Dear Hal,

    You make a very good point! Thank you for actually reading Calude et
al's paper. ;-) But, I have one nagging question: is the requirement of the
existence of an infinite superposition more or less "hard to swallow" than
Bruno's "arithmetical truth"?
     I don't see how "arithmetical truth" is a simpler assumption than the
existence of an infinite superposition (in Hilbert space?). It seems to me
that the former is a subset of the latter, not the other way around. Again,
I go back to Cantor's proof showing that the integers and the Reals have
distinct cardinalities and the simple question of "what breaths fire into
the equations?" (or Bruno's UD)?

    QM comp seems to operate in the space of the Reals (R) and TM operates
in the space of Integers (Z), is this correct?

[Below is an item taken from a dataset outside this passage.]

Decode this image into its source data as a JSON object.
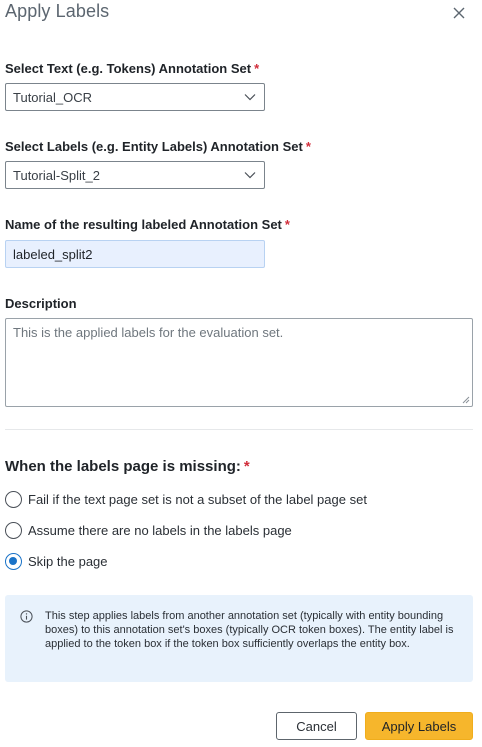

    We must additionally account for, at least, the "illusion" of time and
concurrency of events.

Kindest regards,


----- Original Message -----
From: "Hal Finney" <[EMAIL PROTECTED]>
Sent: Monday, December 30, 2002 12:38 PM
Subject: Re: Quantum Probability and Decision Theory

> Stephen Paul King references:
> >
> whose abstract begins,
> "Is there any hope for quantum computer to challenge the Turing barrier,
> i.e., to solve an undecidable problem, to compute an uncomputable
> function?  According to Feynman's '82 argument, the answer is negative.
> This paper re-opens the case: we will discuss solutions to a few simple
> problems which suggest that quantum computing is theoretically capable
> of computing uncomputable functions."
> We discussed this article briefly in July.  Calude relies on infinite
> dimensional Hilbert space with the inputs prepared in an infinite
> superposition.  Without claiming to understand all the details, this
> looks to me like it would require an infinite amount of work to prepare.
> It is well known that under idealized classical Newtonian physics,
> computations are possible that break the Turing barrier if you have
> infinite precision in your inputs.  Of course, we don't live in a
> Newtonian universe.  This new result has something of the same flavor,
> applied to a quantum mechanical universe.  It still relies on infinities.
> When a finite quantum computer can break the Turing barrier, that will
> prove something.  But when your first step is to prepare an infinite
> superposition, that has no applicability to the physical universe.